# Sugarbush, 5/4-5/5



## Cornhead (May 2, 2013)

Well I hope they don't back out, made reservations at the Golden Lion for Saturday night, anyone else going?


----------



## gmcunni (May 2, 2013)

i wish.. had hoped for  a day up there but messed up my knee last weekend :-(


----------



## Huck_It_Baby (May 3, 2013)

Yeah I think I'm gonna go tomorrow. They announced today they still plan on opening so I'm not gonna pass up free lift service!


----------



## Cornhead (May 3, 2013)

Huck_It_Baby, I PM'd you my number, give me a call or text tomorrow if you'd like to share some turns. Pics on the "Sugarbush" thread look pretty good. Hopefully it won't be too zooie with the free tickets.


----------



## Huck_It_Baby (May 3, 2013)

I'll expect a zoo so anything less will be a blessing! 

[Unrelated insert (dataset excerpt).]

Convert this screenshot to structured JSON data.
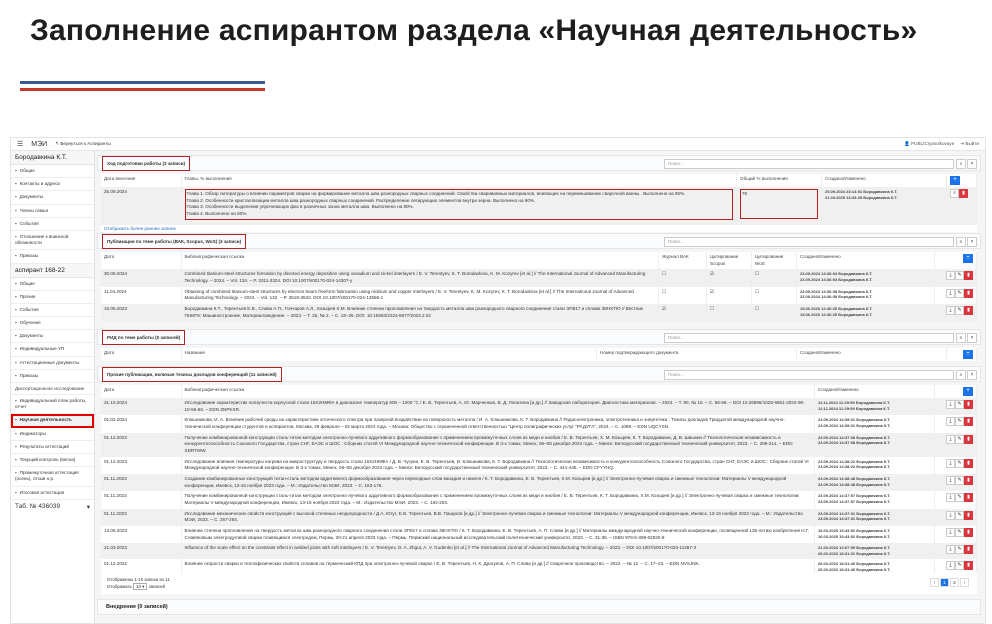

I wonder if SB is cool with people hiking over to other trails?


----------



## Cornhead (May 3, 2013)

Huck_It_Baby said:


> I'll expect a zoo so anything less will be a blessing!
> 
> I wonder if SB is cool with people hiking over to other trails?



Good question, Ripcord doesn't look bad at all. Wonder how long it'd take to hike to the topped from the double? A pack and hiking boots would be helpful. The boots I got, the pack I don't. Maybe I should run over to Wally World and pick one up. If it is a shitshow, might be nice to get away for awhile.


----------